The MODFLOW PCGN Solver dialog has the following options:

  • Comments (Text) – Allows up to 199 characters.
  • Max number of outer iterations (ITER_MO) – For nonlinear problems, this variable must be set to some number greater than one, depending on the problem size and degree of nonlinearity. If set to 1, then the solver assumes that the problem is linear and the input requirements are greatly truncated.
  • Max number of inner iterations (ITER_MI) – Set to some number greater than one, depending on the matrix size, degree of convergence called for, and the nature of the problem.
  • Head change criterion for convergence (CLOSE_R) – If set to 1 then the problem will be linear. If set to be greater than 1 then it will be a nonlinear problem.
  • Residual criterion for convergence (CLOSE_H) – Used as an alternate stopping criterion for the Picard iteration needed to solve a nonlinear problem.
  • Relaxation parameter (RELAX) – Relaxation parameter for the modified incomplete Cholesky (MIC) preconditioner. Value can be between 0 and 1. Generally a value between 0.9 and 0.99 is advised for most problems.
  • Preconditioner fill level (IFILL) – Fill level of the MIC preconditioner. Preconditioners with fill levels of 0 and 1 are available.
    • (0) Less preconditioning
    • (1) More preconditioning
  • Damping mode (ADAMP) – Defines the mode of damping applied to the linear solution.
    • (0) Ordinary – A constant value of damping parameter θ = DAMP will be used.
    • (1) Adaptive – Changes the damping parameter θ in response to the difficulty the nonlinear solver encounters in solving a given problem.
    • (2) Enhanced – The value of θ is increased (but never decreased) provided the Picard iteration is proceeding satisfactorily.
  • Damping restriction (DAMP) – Restricts the damping parameter θ. Generally is set to be between 0 and 1.
  • Damping bound (DAMP_LB) – Represents a bound placed on θ.
  • Rate (RATE_D) – If using adaptive damping, sets the recovery rate for the damping factor θ in response to the progress in the Picard iteration. If using enhanced damping, adjusts the damping factor θ upward.
  • Maximum head change (CHGLIMIT) – Limits the maximum head change applicable to the updated hydraulic heads in a Picard iteration.
  • Convergence mode (ACNVG) – Defines the mode of convergence applied to the PCG solver.
    • (0) Standard
    • (1) Adaptive – This option requires a valid value for variable CNVG_LB.
    • (2) Enhanced – This option requires valid values for variables MCNVG and RATE_C.
  • Minimum relative convergence (CNVG_LB) – Requires adaptive convergence mode. The minimum value that the relative convergence ε is allowed to take under the self-adjusting convergence option.

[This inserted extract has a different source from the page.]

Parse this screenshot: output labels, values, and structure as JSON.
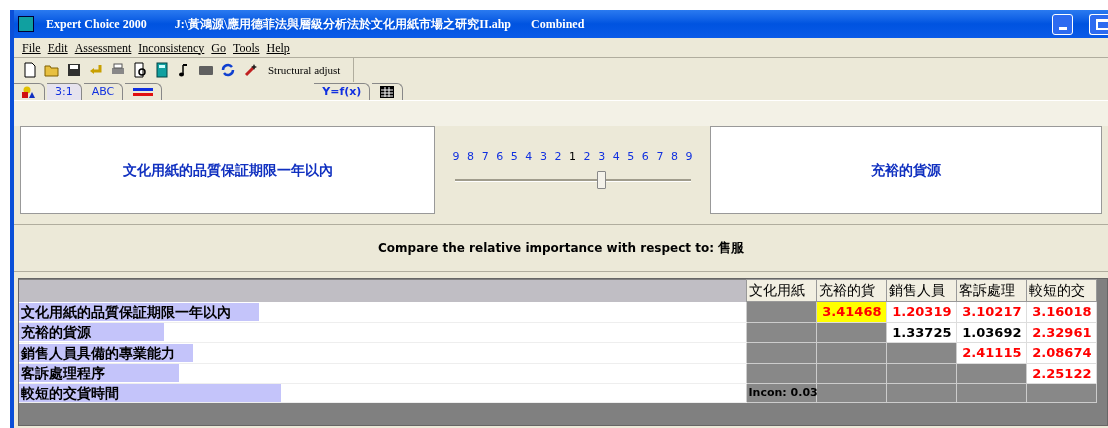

  • Relative convergence increase power (MCNVG) – Requires enhanced convergence mode. Increases the relative PCG convergence criteria by a power equal to MCNVG.
  • Relative convergence enhancement (RATE_C) – Requires enhanced convergence mode. Results in variable enhancement of ε.

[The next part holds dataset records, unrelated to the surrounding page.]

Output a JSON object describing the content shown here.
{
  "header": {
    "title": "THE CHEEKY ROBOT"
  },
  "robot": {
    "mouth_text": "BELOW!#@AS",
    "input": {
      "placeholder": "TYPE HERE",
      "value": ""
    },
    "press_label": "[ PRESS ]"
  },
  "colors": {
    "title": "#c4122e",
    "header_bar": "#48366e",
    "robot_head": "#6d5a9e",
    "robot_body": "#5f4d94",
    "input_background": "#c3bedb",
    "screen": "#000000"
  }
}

  • Progress reporting (IPUNIT) – Enables progress reporting for the Picard iteration.
    • (-1) None – Suppresses printing of all progress concerning the Picard iteration.
    • (0) Listing file – Prints a record of progress made by the Picard iteration for each time step in the MODFLOW Listing file.
    • (1) CSV file – Extensive diagnostics for each Picard iteration is written in comma-separated format to a file whose unit number corresponds to IPUNIT.

For more information on this solver see the USGS documentation at http://water.usgs.gov/nrp/gwsoftware/modflow2000/MFDOC/pcgn.htm

The MODFLOW PCGN Solver package dialog.